Odea: Open Digital Ethnography Archives toolkit¶

This software toolkit is designed to support the management of living collections of ethnographic documents, organized using the BagIt archival standard.

The first design goal is to provide tools that support the “open” management of archival documents. Odea includes tools for storage, indexing, validation, conversion to distribution and storage formats, and metadata cataloguing of archival records, which build on open file formats and technologies. All records remain accessible from the computer file system (i.e., not locked into a database) and open to manipulation with other tools.

The second design goal is to support a workflow in which ethnographic documents can be created and managed directly in the field. In this respect, odea differs from the many robust software systems that already exist for managing digital archives (e.g., Archivematica, Atom, Dspace, ArchivesSpace, Omeka), which are web-based and require access to a centralized repository. Odea intends to be usable with small, distributed, offline collections that can be modified in-place. Metadata and other archival files are created alongside normally-organized sets of files on disk, such that archival processes can be undertaken as part of the research workflow itself – rather than as a post-research stage.

Components¶

Odea includes the following components.

A python library. This can used in scripting or an interactive console, if you are familiar with python programming. The documentation for this module contains a full overview
A command-line tool. This tool incorporates most of the functionality of the python library into a standard set of operations: “update” (tag files and create metadata records for them), “derive” (create copies of files for distribution or preservation), “publish” (create html versions of the metadata records), and “index” (create an html index for the collection as a whole).
Model drop targets. By selecting one or more source files in a collection then dragging and dropping them onto a target script located on your desktop, the command-line tool will be called to process each of the selected files in sequence. These scripts can, for example, rename files to include unique identifiers, generate derivative copies of files, create metadata templates, and produce html record description documents for the selected items. The drop targets can be edited to provide variables such as the name and address of the archive.

Design decisions¶

The program makes the following decisions about the structure and organization of an archival collection.

Collections are contained in BagIt_ format bags.

This allows resources to be accessed, edited, and shared using standard tools, since they are accessible directly from the filesystem – you don’t need to go through a web server API or database to request and update records.

Metadata records are stored in plain-text json files.

Json is machine-readable, supported by every major programming language, and also readable by humans. Although a json file is potentially more prone to user errors than a structured form, it is also much quicker to use: a full set of metadata files can open instantly in a plain text editor, for example, and multiple files can be updated simultaneously with a find-and-replace function. (Conversion between json and csv is also trivial, if it is desirable to use spreadsheets for metadata entry or distribution.)

Metadata records for items and collections use unqualified Dublin Core elements.

This set of terms is large enough to capture the necessary information about each record, yet small enough that complete metadata records can be prepared for each item.
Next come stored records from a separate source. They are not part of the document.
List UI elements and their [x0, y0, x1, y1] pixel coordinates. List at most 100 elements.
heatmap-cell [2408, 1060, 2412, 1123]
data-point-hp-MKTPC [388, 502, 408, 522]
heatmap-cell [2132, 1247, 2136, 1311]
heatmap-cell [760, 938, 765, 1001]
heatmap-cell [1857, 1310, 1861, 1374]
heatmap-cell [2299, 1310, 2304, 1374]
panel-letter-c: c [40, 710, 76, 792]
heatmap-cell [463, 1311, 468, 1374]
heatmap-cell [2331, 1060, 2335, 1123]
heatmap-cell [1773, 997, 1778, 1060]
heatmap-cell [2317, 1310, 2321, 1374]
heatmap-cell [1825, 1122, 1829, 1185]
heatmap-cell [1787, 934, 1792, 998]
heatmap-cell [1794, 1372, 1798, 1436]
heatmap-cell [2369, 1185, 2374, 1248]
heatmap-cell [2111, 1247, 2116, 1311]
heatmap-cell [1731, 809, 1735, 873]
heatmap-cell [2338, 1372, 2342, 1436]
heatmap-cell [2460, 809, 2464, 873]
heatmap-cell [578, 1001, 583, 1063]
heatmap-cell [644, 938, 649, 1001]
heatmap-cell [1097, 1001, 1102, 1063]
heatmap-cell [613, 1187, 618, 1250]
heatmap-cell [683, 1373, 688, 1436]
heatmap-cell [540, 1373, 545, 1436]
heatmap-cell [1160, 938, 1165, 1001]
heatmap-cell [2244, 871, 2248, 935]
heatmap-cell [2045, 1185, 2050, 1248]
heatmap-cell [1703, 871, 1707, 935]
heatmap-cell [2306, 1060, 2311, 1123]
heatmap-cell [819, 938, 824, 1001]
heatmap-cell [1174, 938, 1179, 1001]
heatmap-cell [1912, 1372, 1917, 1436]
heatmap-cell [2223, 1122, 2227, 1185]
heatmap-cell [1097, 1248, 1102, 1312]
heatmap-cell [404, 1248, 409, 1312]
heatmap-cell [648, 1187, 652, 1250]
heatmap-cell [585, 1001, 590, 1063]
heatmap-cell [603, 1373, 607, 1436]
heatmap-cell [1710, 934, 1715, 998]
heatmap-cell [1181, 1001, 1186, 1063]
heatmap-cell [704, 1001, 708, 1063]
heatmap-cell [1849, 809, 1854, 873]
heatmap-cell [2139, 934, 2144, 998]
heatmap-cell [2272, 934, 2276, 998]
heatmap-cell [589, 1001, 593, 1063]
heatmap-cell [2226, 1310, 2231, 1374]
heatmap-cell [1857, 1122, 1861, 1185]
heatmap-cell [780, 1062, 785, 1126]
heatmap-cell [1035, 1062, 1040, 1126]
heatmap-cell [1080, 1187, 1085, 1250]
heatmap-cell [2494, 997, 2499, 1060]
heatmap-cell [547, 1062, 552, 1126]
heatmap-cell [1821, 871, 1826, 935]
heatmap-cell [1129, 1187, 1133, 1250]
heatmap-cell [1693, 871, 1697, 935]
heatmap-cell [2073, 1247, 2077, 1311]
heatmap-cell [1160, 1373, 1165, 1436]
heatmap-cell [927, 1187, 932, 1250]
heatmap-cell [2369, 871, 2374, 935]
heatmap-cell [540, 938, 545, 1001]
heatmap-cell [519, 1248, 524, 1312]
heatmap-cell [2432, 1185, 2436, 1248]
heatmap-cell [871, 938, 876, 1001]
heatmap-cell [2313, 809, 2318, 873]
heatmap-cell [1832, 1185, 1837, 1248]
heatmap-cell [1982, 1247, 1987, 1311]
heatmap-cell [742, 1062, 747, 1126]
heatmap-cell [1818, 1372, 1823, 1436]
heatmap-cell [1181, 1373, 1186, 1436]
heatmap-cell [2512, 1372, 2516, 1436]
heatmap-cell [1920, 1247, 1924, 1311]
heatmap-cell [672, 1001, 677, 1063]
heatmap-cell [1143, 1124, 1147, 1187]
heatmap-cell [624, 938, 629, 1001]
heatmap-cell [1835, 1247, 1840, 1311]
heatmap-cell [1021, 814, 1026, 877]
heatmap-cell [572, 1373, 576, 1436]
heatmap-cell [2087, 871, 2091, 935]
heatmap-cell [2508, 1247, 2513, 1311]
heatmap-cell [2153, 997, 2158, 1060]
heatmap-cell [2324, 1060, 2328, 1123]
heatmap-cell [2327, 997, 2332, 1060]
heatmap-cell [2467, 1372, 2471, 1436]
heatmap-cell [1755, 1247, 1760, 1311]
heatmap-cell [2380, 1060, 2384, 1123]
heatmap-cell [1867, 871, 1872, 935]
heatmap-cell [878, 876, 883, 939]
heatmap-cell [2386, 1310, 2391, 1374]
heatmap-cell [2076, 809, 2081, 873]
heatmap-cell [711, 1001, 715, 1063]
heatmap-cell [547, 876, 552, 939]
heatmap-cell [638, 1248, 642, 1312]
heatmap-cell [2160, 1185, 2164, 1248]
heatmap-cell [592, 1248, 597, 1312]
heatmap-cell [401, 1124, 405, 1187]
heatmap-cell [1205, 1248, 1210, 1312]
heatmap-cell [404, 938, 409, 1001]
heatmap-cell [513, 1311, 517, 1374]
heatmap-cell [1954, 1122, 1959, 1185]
Dublin Core is widely used as an international standard in libraries and on the web. Mappings also exist between Dublin Core and archival metadata standards such as ISAD(G).

UUIDs are used as item identifiers.

As UUIDs are easy to generate and (for practical purposes) globally unique, they can be applied to items in such a way that collections may be prepared in a distributed way without needing to consult a central authority to generate identifiers for new records. Whereas other archival systems may rely on file content hashes to identify each record in a persistent way, we are assuming that “living” or “in-progress” resources within the archive may continue to be modified even after their metadata records have been generated. We also expect that for each item/UUID there may be several files representing different formats or components of the resource.

Filenames within the collection are “tagged” to include their UUID and type format.

This allows files to be added, moved, or updated, but still available to be located efficiently using filename-based searches (including web searches). There is no need to create or update an index of files.

Distribution and preservation copies are generated for each resource, using open and future-proof formats.

Scripts and a mapping for standard conversions are built into odea, relying on open-source tools and archival best practices. Advanced users can modify or extend these rules by building on the variables set by the python module.

Philosophy¶

Several of these design decisions follow on the expectation is that the archive will a “living collection”, rather than a set of documents that is placed in a box and kept in static form. This approach supports a mode of ethnographic production that focuses on collection and commentary as concurrent activities, which occur largely in the field, and which may involve the participation of many collaborators. It is guided by an understanding that original field records can and should be meaningful to collaborators in the field, who are not simply “informants” but co-creators of notes, diagrams, photographs, videos, and interviews. Although our presence as ethnographic field researchers follows a mandate to collect and interpret documentary resources in our own way, we can also assume an ethical obligation to preserve and share those materials in ways that are accessible to collaborators in the long term, and that accommodate commentary by others.